Project
Optical coffee bean sorting with robotic arm
Project Summary
Senior design prototype for detecting rocks in coffee beans using Raspberry Pi vision, Random Forest classification, mechanical sorting, load-cell feedback, and robotic delivery.
- Status
- Senior design prototype
- Role
- Computer vision + ML + camera pipeline
- Team
- Brian Huang, Tae Kang, Young Lai
- Stack
- Python, OpenCV, scikit-learn, NumPy, Raspberry Pi
Interactive Sorting Visualization
The animation below shows the sorting problem, the gap between industrial and manual inspection, and the prototype workflow that uses camera-based classification to drive a physical sorting gate.
I. Overview
The project targets a practical quality-control problem for small cafes and roasters: rocks or foreign objects mixed with beans can damage grinders, but manual sorting is slow and inconsistent. The prototype automates that final inspection step by combining vision, classification, mechanical routing, weighing, and robotic delivery in one system.
II. Problem and Objective
The system is designed to detect and remove rocks from coffee beans before packaging or grinding. A Raspberry Pi camera captures each object, the computer vision pipeline extracts features, and the machine learning model classifies each object as an accepted bean or rejected debris.
The goal was not only to train a classifier, but to connect that classifier to physical actuation. The prediction drives a motorized flipper, while load-cell feedback tracks accepted bean weight and triggers the robotic arm delivery sequence when the target batch is ready.
III. System Architecture
The hardware workflow begins with a slow feeder that meters unsorted beans and rocks so objects enter the camera region in a controlled sequence. The Pi captures the region of interest, isolates contours, extracts geometric, color, texture, and Hu-moment features, then classifies each object as bean or rock.
The classifier result drives a motorized flipper that sends accepted beans toward the bean path and rejected objects toward the rock bin. A load cell tracks accumulated accepted weight; once the target is reached, the system stops feeding and triggers a robotic arm delivery sequence.

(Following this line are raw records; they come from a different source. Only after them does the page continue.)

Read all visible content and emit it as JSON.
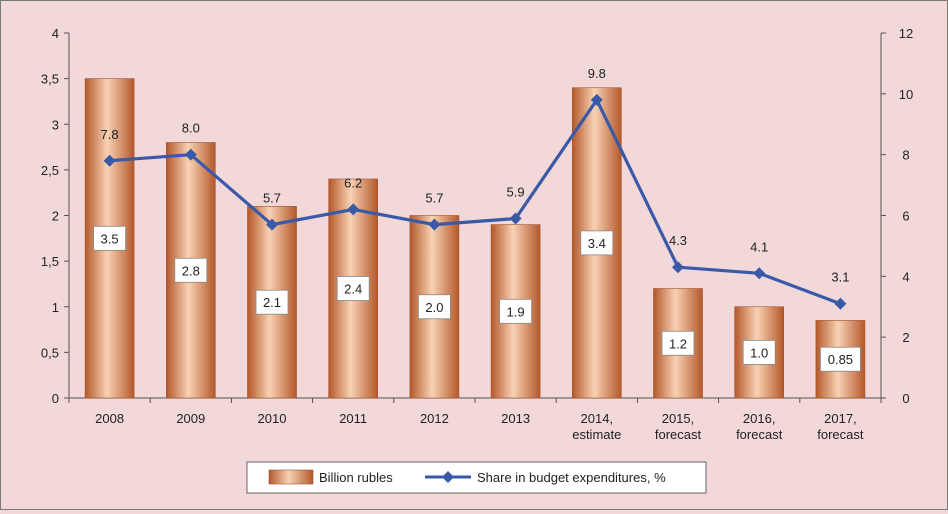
{
  "chart_data": {
    "type": "bar+line",
    "categories": [
      [
        "2008"
      ],
      [
        "2009"
      ],
      [
        "2010"
      ],
      [
        "2011"
      ],
      [
        "2012"
      ],
      [
        "2013"
      ],
      [
        "2014,",
        "estimate"
      ],
      [
        "2015,",
        "forecast"
      ],
      [
        "2016,",
        "forecast"
      ],
      [
        "2017,",
        "forecast"
      ]
    ],
    "series": [
      {
        "name": "Billion rubles",
        "type": "bar",
        "axis": "left",
        "values": [
          3.5,
          2.8,
          2.1,
          2.4,
          2.0,
          1.9,
          3.4,
          1.2,
          1.0,
          0.85
        ],
        "labels": [
          "3.5",
          "2.8",
          "2.1",
          "2.4",
          "2.0",
          "1.9",
          "3.4",
          "1.2",
          "1.0",
          "0.85"
        ]
      },
      {
        "name": "Share in budget expenditures, %",
        "type": "line",
        "axis": "right",
        "values": [
          7.8,
          8.0,
          5.7,
          6.2,
          5.7,
          5.9,
          9.8,
          4.3,
          4.1,
          3.1
        ],
        "labels": [
          "7.8",
          "8.0",
          "5.7",
          "6.2",
          "5.7",
          "5.9",
          "9.8",
          "4.3",
          "4.1",
          "3.1"
        ]
      }
    ],
    "y_left": {
      "range": [
        0,
        4
      ],
      "ticks": [
        "0",
        "0,5",
        "1",
        "1,5",
        "2",
        "2,5",
        "3",
        "3,5",
        "4"
      ]
    },
    "y_right": {
      "range": [
        0,
        12
      ],
      "ticks": [
        "0",
        "2",
        "4",
        "6",
        "8",
        "10",
        "12"
      ]
    },
    "legend": {
      "position": "bottom"
    },
    "colors": {
      "bar_light": "#f8d2b4",
      "bar_dark": "#b4582a",
      "line": "#3a5aa8",
      "background": "#f2d8d8"
    }
  }
}
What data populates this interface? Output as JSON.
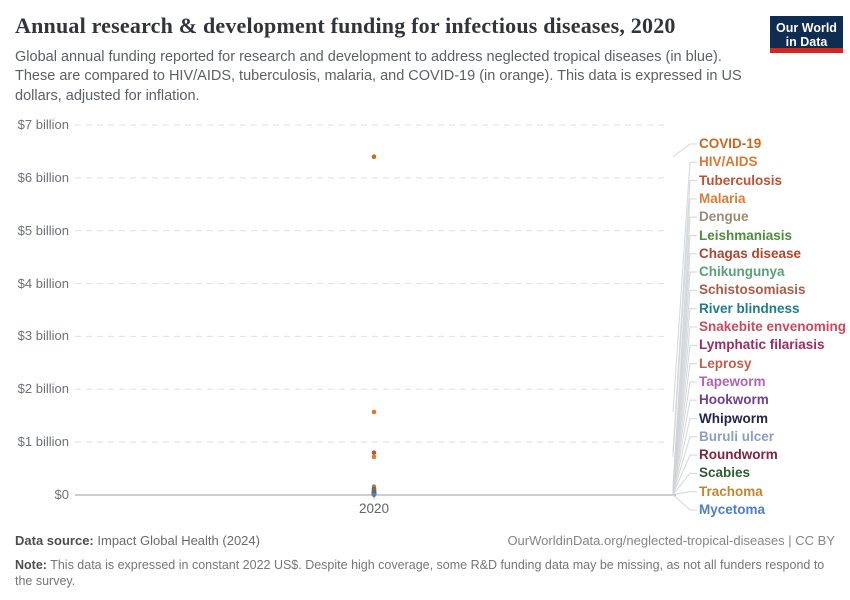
{
  "header": {
    "title": "Annual research & development funding for infectious diseases, 2020",
    "subtitle": "Global annual funding reported for research and development to address neglected tropical diseases (in blue). These are compared to HIV/AIDS, tuberculosis, malaria, and COVID-19 (in orange). This data is expressed in US dollars, adjusted for inflation."
  },
  "logo": {
    "line1": "Our World",
    "line2": "in Data",
    "bg_color": "#0f2c51",
    "stripe_color": "#d8231e"
  },
  "chart_data": {
    "type": "scatter",
    "title": "Annual research & development funding for infectious diseases, 2020",
    "x": [
      2020
    ],
    "x_tick_label": "2020",
    "y_axis": {
      "tick_labels": [
        "$0",
        "$1 billion",
        "$2 billion",
        "$3 billion",
        "$4 billion",
        "$5 billion",
        "$6 billion",
        "$7 billion"
      ],
      "ylim_billion_usd": [
        0,
        7
      ]
    },
    "grid": "dashed-horizontal",
    "legend_position": "right",
    "series": [
      {
        "name": "COVID-19",
        "color": "#c9681f",
        "value_billion_usd": 6.4
      },
      {
        "name": "HIV/AIDS",
        "color": "#dd7733",
        "value_billion_usd": 1.57
      },
      {
        "name": "Tuberculosis",
        "color": "#c25130",
        "value_billion_usd": 0.8
      },
      {
        "name": "Malaria",
        "color": "#dc7d33",
        "value_billion_usd": 0.72
      },
      {
        "name": "Dengue",
        "color": "#9c8b73",
        "value_billion_usd": 0.16
      },
      {
        "name": "Leishmaniasis",
        "color": "#4b8e3f",
        "value_billion_usd": 0.12
      },
      {
        "name": "Chagas disease",
        "color": "#b0452b",
        "value_billion_usd": 0.1
      },
      {
        "name": "Chikungunya",
        "color": "#5aa179",
        "value_billion_usd": 0.08
      },
      {
        "name": "Schistosomiasis",
        "color": "#ab5c47",
        "value_billion_usd": 0.07
      },
      {
        "name": "River blindness",
        "color": "#1e7d8e",
        "value_billion_usd": 0.06
      },
      {
        "name": "Snakebite envenoming",
        "color": "#cc4a5d",
        "value_billion_usd": 0.05
      },
      {
        "name": "Lymphatic filariasis",
        "color": "#9c2d62",
        "value_billion_usd": 0.045
      },
      {
        "name": "Leprosy",
        "color": "#c2604e",
        "value_billion_usd": 0.04
      },
      {
        "name": "Tapeworm",
        "color": "#b163ad",
        "value_billion_usd": 0.03
      },
      {
        "name": "Hookworm",
        "color": "#703f8f",
        "value_billion_usd": 0.028
      },
      {
        "name": "Whipworm",
        "color": "#23254f",
        "value_billion_usd": 0.022
      },
      {
        "name": "Buruli ulcer",
        "color": "#8e9cc9",
        "value_billion_usd": 0.018
      },
      {
        "name": "Roundworm",
        "color": "#7e2540",
        "value_billion_usd": 0.015
      },
      {
        "name": "Scabies",
        "color": "#2e5c31",
        "value_billion_usd": 0.012
      },
      {
        "name": "Trachoma",
        "color": "#bf8730",
        "value_billion_usd": 0.01
      },
      {
        "name": "Mycetoma",
        "color": "#4c7fc3",
        "value_billion_usd": 0.006
      }
    ]
  },
  "footer": {
    "datasource_label": "Data source:",
    "datasource_value": "Impact Global Health (2024)",
    "url_text": "OurWorldinData.org/neglected-tropical-diseases | CC BY",
    "note_label": "Note:",
    "note_text": "This data is expressed in constant 2022 US$. Despite high coverage, some R&D funding data may be missing, as not all funders respond to the survey."
  }
}
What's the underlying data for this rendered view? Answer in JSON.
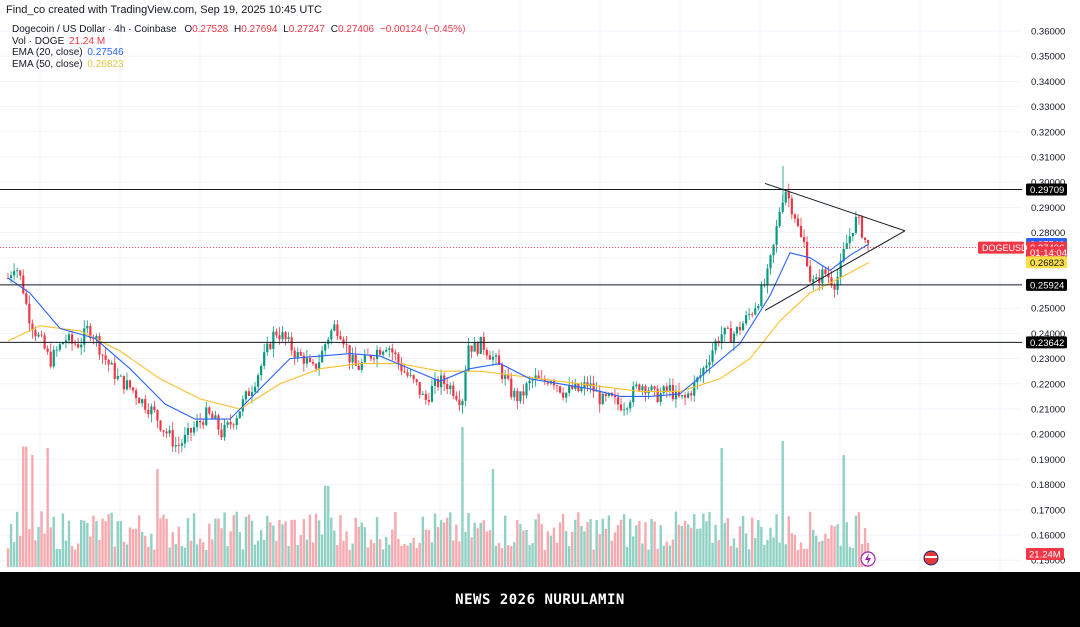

IV. Computer Vision and Machine Learning
I primarily worked on the computer vision and machine learning subsystem, including the Raspberry Pi camera workflow, data sampling process, feature extraction, classifier testing, and the decision logic that connects perception output to the rest of the sorting pipeline.
The vision stack used a Raspberry Pi Camera V2, OpenCV preprocessing, 16-feature extraction, and Random Forest classification. The full system also depended on Raspberry Pi GPIO, stepper-driven feeder and flipper control, Arduino serial communication, and load-cell feedback.
V. Results and Testing
The standalone classifier reached 86% accuracy. The complete prototype reached 70.7% end-to-end sorting accuracy across 300 mixed objects, with 72.4% bean retention and 62.0% rock rejection.
| Trial | Beans to Basket | Rocks to Reject | Bean Acc. | Rock Acc. |
|---|---|---|---|---|
| Trial 1 | 39/50 | 5/10 | 78% | 50% |
| Trial 2 | 35/50 | 6/10 | 70% | 60% |
| Trial 3 | 37/50 | 8/10 | 74% | 80% |
| Trial 4 | 35/50 | 5/10 | 70% | 50% |
| Trial 5 | 37/50 | 7/10 | 74% | 70% |
| Avg | 36.2/50 | 6.2/10 | 72.4% | 62% |
The standalone vision model performed better than the complete machine. Most full-system losses came from feeder and flipper mechanics rather than only the classifier.
VI. Technical Challenges
The hardest lesson was that a decent classifier is not enough. The vision model reached 100% rock precision when it predicted a rock, but rock recall was 73%, meaning some rocks still looked too similar to beans under the available lighting, orientation, and sample-size constraints.
The full system also lost accuracy when objects landed near the flipper edge or when tray-level actuation sent nearby beans to the reject side along with a rock.
VII. What This Project Demonstrates
This project shows embedded AI as a full physical system rather than a notebook result. It required Linux/Raspberry Pi setup, camera calibration, OpenCV preprocessing, model training, hardware control, serial communication, weighing feedback, and debugging across software and mechanics.
It also shaped how I evaluate ML systems: the real question is not only whether the model is accurate, but whether the whole pipeline is reliable.